Ces vingt dernières années, notre capacité de concentration a chuté à huit secondes – soit moins que celle d’un poisson rouge. Notifications, défilement sans fin, lecture automatique, et applications au design séduisant ont sérieusement nui à notre niveau d’attention.
"Il a été prouvé que le simple fait d’avoir un smartphone à proximité est un obstacle à la concentration, même si vous n’êtes pas en train de l’utiliser", affirme Erin Vogel, psychologue sociale basée à San Francisco.

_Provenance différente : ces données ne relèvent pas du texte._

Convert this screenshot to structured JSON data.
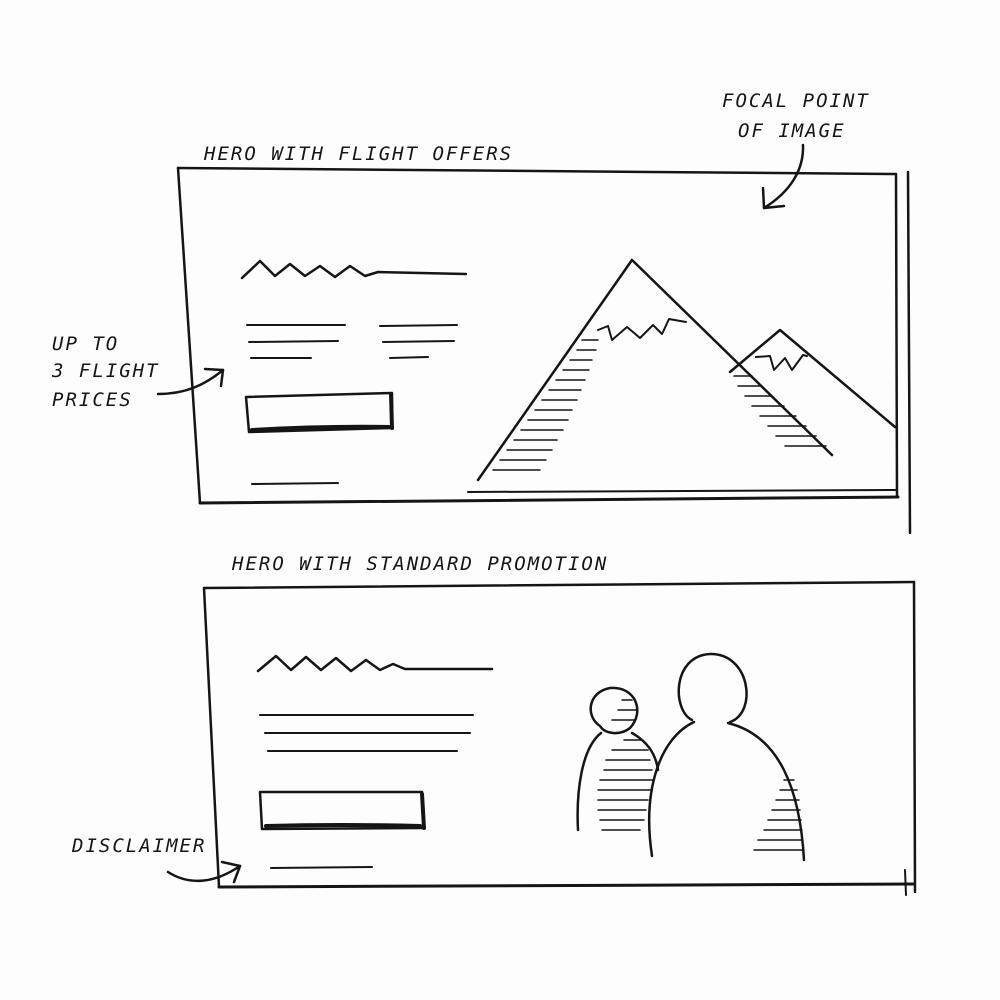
{
  "wireframes": {
    "flight_offers": {
      "title": "HERO WITH FLIGHT OFFERS"
    },
    "standard_promotion": {
      "title": "HERO WITH STANDARD PROMOTION"
    }
  },
  "annotations": {
    "focal_point_line1": "FOCAL POINT",
    "focal_point_line2": "OF IMAGE",
    "flight_prices_line1": "UP TO",
    "flight_prices_line2": "3 FLIGHT",
    "flight_prices_line3": "PRICES",
    "disclaimer": "DISCLAIMER"
  },
  "colors": {
    "ink": "#151515",
    "paper": "#fdfdfd"
  }
}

Tristan Harris, ancien éthicien en design Chez Google et repenti de la Silicon Valley, explique dans son TED talk ("Comment une poignée d’entreprises technologiques contrôle des milliards de cerveaux chaque jour") que les réseaux sociaux ont été conçus en utilisant la psychologie persuasive pour nous forcer à y revenir éternellement. Dans ce que l’on appelle désormais "l’économie de l’attention", les applications rivalisent pour mettre la main sur le temps des consommateurs. Et la banque gagne à tous les coups.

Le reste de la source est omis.